Recently a Stanford University team found that some Artificial Intelligence programmes are giving misleading results, for queries related to religious minorities and race.

We are living in a Digital Age in which more and more complex tasks are being entrusted to machines. In addition we are also worried about the issues of Data Privacy and how much information should we share with a particular programme or a company. This information is a gold mine and often results in data being sold to genuine or unscrupulous elements.

However, recently a more worrying aspect of our ever-increasing reliance on Artificial Intelligence (AI) has come to light. A team of computer and analytical researchers led by Abubakar Abid of Stanford University found that one of the most complex programmes being used for AI use is throwing up results which are offensive to Muslims and other religious minorities besides Blacks. In a Tweet in August, which had close to 3.3 million views Abid Tweeted, “I’m shocked how hard it is to generate text about Muslims from GPT-3 that has nothing to do with violence… or being killed.” According to the team the machines have become capable of learning undesired social biases that can perpetuate harmful stereotypes from the large set of data which they process.

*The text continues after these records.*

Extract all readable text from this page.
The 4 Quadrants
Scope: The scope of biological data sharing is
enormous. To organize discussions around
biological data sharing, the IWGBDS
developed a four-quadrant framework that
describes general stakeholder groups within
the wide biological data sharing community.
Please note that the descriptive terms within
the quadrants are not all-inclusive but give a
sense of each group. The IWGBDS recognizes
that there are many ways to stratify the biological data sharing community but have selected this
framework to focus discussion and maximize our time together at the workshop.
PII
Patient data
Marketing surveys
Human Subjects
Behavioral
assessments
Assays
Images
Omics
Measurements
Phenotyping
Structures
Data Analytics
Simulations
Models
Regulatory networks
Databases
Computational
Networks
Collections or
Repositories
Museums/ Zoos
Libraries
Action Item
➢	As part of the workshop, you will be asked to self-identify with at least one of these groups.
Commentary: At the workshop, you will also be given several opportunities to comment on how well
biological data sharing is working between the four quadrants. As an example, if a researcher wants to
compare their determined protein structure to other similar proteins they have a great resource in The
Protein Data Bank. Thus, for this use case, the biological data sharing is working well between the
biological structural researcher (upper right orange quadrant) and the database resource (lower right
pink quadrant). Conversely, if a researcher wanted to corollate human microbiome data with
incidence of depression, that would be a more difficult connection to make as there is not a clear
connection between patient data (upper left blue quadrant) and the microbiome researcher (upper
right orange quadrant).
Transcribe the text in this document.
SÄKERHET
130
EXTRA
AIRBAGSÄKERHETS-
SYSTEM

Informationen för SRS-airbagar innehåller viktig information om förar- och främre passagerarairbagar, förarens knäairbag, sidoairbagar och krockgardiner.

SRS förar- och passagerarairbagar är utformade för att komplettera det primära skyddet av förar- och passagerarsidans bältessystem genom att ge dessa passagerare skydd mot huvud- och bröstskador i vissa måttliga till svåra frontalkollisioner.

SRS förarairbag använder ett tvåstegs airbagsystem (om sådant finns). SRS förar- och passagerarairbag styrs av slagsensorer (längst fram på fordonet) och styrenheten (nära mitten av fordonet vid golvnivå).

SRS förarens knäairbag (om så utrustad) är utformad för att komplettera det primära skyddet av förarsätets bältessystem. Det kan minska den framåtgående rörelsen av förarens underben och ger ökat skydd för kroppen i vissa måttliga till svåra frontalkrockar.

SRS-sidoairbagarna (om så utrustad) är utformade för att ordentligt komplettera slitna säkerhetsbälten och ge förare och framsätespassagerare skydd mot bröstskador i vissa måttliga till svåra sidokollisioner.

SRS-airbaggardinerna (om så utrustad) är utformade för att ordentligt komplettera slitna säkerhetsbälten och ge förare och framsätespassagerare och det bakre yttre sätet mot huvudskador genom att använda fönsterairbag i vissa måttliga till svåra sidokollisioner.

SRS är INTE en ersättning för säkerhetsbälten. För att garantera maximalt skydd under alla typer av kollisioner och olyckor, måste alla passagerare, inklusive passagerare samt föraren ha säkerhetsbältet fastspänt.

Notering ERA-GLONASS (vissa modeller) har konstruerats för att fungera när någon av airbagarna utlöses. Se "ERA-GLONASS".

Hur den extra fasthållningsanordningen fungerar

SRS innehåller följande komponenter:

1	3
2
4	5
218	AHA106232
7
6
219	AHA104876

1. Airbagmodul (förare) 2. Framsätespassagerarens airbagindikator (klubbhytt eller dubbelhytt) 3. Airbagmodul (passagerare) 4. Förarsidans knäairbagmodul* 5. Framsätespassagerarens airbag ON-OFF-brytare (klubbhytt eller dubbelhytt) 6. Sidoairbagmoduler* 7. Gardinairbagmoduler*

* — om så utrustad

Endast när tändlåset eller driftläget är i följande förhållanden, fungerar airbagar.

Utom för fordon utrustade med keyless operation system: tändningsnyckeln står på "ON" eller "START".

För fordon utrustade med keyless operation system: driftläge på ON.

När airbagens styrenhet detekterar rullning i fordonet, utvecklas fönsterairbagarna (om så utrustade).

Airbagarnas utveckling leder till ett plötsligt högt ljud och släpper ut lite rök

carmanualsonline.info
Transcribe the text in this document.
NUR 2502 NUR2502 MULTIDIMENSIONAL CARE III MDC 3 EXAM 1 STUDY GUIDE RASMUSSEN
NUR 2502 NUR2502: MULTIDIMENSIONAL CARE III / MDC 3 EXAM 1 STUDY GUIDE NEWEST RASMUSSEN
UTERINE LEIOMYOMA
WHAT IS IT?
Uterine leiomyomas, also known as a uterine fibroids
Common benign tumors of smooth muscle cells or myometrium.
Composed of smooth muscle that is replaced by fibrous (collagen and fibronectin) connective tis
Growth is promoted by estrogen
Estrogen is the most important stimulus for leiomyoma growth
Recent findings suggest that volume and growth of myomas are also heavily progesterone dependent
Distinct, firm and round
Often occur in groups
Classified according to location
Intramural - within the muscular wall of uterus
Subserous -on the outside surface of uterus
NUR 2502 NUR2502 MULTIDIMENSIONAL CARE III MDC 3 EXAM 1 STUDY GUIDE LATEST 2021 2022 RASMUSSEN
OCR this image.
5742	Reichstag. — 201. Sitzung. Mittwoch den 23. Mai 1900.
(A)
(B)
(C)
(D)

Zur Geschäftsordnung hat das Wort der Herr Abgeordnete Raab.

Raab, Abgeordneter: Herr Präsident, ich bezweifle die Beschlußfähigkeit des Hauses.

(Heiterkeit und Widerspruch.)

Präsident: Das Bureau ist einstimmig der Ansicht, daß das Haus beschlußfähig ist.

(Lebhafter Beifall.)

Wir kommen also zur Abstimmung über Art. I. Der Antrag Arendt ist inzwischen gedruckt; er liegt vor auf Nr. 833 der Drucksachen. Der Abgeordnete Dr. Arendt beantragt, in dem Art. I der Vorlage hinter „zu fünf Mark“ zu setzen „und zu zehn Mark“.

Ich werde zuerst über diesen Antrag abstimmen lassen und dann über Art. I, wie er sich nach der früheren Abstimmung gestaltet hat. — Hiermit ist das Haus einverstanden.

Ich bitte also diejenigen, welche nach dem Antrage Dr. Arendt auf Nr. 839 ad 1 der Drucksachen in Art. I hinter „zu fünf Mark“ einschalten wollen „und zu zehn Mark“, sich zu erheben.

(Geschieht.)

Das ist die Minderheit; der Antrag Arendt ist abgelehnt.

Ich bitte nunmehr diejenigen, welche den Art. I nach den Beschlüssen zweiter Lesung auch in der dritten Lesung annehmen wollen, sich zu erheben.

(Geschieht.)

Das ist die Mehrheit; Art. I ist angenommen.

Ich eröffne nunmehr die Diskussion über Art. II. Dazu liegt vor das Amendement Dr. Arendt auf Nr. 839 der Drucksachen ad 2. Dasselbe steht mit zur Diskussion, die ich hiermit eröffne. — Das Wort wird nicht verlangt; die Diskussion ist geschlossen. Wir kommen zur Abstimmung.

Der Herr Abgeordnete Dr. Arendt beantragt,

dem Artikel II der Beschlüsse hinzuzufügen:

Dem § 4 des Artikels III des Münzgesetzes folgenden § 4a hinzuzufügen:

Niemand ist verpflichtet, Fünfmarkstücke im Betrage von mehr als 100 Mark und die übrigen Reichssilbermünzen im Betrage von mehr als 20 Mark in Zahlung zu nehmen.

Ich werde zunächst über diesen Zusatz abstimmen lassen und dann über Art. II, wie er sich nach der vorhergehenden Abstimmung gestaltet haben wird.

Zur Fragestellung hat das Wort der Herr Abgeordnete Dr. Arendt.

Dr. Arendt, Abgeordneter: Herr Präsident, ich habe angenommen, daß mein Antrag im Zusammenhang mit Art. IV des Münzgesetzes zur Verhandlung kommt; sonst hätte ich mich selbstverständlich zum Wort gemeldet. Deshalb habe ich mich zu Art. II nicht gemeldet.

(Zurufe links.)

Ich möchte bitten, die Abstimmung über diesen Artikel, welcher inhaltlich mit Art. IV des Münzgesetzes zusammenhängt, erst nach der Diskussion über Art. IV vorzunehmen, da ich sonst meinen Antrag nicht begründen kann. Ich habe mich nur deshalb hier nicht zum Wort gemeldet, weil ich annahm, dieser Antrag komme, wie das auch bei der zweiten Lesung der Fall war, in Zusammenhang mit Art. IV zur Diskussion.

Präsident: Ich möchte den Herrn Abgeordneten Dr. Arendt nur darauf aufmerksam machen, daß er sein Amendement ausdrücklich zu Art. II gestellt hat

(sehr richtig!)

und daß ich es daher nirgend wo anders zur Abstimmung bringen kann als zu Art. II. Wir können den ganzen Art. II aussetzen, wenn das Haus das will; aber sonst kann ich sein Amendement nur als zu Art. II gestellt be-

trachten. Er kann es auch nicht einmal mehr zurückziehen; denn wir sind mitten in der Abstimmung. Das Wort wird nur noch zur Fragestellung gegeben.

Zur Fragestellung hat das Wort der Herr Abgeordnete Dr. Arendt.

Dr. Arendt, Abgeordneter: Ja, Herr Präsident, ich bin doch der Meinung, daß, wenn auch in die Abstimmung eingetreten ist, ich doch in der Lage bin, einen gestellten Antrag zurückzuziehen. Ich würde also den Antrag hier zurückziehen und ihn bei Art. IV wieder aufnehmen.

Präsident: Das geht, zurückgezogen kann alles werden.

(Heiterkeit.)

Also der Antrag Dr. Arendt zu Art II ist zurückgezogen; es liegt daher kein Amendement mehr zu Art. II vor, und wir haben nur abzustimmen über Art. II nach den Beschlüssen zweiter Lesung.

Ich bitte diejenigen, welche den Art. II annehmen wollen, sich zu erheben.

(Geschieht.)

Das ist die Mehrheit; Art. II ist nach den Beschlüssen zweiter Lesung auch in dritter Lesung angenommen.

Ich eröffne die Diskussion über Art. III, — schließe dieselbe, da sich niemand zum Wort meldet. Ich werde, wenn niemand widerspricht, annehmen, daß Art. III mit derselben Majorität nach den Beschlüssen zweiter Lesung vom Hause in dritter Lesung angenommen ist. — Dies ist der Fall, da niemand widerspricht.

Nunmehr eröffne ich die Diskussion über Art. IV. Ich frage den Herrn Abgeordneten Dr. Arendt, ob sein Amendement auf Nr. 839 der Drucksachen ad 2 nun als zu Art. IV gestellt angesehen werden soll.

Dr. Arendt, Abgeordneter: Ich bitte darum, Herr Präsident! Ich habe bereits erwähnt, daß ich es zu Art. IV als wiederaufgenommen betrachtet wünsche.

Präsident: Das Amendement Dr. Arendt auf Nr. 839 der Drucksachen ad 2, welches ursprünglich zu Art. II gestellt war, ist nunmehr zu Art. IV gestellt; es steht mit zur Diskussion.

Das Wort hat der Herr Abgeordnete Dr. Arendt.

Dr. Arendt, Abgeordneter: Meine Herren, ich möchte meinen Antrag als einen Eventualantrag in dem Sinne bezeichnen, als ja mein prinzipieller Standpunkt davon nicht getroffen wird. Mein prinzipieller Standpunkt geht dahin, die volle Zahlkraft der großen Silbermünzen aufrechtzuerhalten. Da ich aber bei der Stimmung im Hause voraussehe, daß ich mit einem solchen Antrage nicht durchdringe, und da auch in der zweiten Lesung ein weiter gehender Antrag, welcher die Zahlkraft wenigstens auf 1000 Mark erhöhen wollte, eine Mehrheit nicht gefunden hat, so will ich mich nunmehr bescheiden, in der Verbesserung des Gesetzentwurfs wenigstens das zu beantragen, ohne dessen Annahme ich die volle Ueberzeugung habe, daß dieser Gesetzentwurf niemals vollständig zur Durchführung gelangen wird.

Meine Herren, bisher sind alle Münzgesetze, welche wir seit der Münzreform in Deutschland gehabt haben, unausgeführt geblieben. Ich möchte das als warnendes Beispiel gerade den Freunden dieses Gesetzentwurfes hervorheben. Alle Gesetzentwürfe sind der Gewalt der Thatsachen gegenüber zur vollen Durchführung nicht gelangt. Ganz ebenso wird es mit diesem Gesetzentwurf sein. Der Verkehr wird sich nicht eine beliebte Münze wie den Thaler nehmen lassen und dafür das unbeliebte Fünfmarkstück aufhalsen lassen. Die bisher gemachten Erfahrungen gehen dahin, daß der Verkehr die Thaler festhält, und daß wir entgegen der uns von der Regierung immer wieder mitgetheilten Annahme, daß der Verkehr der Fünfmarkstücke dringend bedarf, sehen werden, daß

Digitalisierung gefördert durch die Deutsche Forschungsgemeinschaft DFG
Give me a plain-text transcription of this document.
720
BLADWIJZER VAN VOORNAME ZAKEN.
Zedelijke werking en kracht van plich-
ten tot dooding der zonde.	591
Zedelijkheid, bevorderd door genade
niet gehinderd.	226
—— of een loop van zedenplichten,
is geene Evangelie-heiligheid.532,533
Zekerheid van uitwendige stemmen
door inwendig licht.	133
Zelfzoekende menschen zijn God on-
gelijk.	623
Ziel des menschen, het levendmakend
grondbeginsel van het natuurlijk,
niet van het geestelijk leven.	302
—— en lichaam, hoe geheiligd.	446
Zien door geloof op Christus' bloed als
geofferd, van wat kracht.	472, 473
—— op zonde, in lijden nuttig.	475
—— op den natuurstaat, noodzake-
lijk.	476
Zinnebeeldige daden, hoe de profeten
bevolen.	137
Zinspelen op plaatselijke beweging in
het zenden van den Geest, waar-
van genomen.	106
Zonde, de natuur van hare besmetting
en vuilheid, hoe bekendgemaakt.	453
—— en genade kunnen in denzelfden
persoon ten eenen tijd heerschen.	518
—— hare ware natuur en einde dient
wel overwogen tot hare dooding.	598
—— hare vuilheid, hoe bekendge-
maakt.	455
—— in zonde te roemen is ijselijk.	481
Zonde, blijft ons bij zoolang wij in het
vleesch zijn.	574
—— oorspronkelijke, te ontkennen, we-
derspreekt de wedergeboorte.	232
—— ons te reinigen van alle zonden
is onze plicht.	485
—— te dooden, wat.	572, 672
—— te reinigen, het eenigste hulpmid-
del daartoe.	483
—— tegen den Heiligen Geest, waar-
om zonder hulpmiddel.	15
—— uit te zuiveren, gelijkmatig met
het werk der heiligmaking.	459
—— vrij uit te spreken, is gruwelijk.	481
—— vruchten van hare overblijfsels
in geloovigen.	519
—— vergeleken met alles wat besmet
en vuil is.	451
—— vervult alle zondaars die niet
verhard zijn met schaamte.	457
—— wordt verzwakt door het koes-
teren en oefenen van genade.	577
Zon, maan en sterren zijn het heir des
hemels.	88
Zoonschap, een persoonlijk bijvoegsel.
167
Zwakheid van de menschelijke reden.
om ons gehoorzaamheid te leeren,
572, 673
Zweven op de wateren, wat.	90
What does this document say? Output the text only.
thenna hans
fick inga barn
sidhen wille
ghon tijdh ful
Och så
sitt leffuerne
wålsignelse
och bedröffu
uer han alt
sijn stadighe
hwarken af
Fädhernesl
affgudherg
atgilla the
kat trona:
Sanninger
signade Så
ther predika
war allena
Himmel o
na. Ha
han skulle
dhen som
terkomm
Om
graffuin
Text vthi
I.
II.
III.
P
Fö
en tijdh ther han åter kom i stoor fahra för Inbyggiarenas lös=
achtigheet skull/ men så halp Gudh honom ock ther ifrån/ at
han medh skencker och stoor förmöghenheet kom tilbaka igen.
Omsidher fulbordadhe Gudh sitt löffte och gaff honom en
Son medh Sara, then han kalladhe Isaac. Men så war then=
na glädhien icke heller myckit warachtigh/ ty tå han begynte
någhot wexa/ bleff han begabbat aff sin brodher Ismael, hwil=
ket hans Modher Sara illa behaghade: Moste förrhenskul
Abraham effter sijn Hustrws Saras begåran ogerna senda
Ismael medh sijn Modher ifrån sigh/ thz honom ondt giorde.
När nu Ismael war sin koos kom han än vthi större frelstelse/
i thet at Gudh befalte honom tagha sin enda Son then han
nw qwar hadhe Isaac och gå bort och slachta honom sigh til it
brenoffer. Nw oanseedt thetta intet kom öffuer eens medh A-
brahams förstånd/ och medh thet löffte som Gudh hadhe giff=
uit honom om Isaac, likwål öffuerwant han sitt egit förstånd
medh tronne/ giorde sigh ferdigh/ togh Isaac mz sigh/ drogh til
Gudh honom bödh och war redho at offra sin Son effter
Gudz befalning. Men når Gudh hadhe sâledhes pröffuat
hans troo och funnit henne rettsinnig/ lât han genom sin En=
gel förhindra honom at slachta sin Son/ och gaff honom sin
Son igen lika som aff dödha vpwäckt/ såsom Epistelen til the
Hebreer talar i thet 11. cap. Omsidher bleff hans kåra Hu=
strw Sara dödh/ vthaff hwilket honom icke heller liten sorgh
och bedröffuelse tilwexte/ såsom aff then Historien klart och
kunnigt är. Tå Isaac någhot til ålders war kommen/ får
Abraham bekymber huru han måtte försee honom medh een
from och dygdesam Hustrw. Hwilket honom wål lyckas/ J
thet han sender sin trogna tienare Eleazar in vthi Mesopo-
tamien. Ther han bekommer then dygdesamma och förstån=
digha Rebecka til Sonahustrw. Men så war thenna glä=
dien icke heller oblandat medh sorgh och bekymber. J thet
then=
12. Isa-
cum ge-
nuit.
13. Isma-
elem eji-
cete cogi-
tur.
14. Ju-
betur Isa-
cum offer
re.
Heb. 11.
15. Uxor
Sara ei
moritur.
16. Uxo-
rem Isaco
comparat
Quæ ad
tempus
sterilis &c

In a paper published in Nature Machine Intelligence, the team proved that the AI system GPT-3 disproportionately associates Muslims with violence.

Basically, GPT-3 was aimed to generate or enhance creativity. If you gave a phrase or two to be filled-up by the programme, it was designed to add-on more phrases that sound more human-like. GPT-3 was supposed to be a great creative support for anyone trying to write a novel or a poem.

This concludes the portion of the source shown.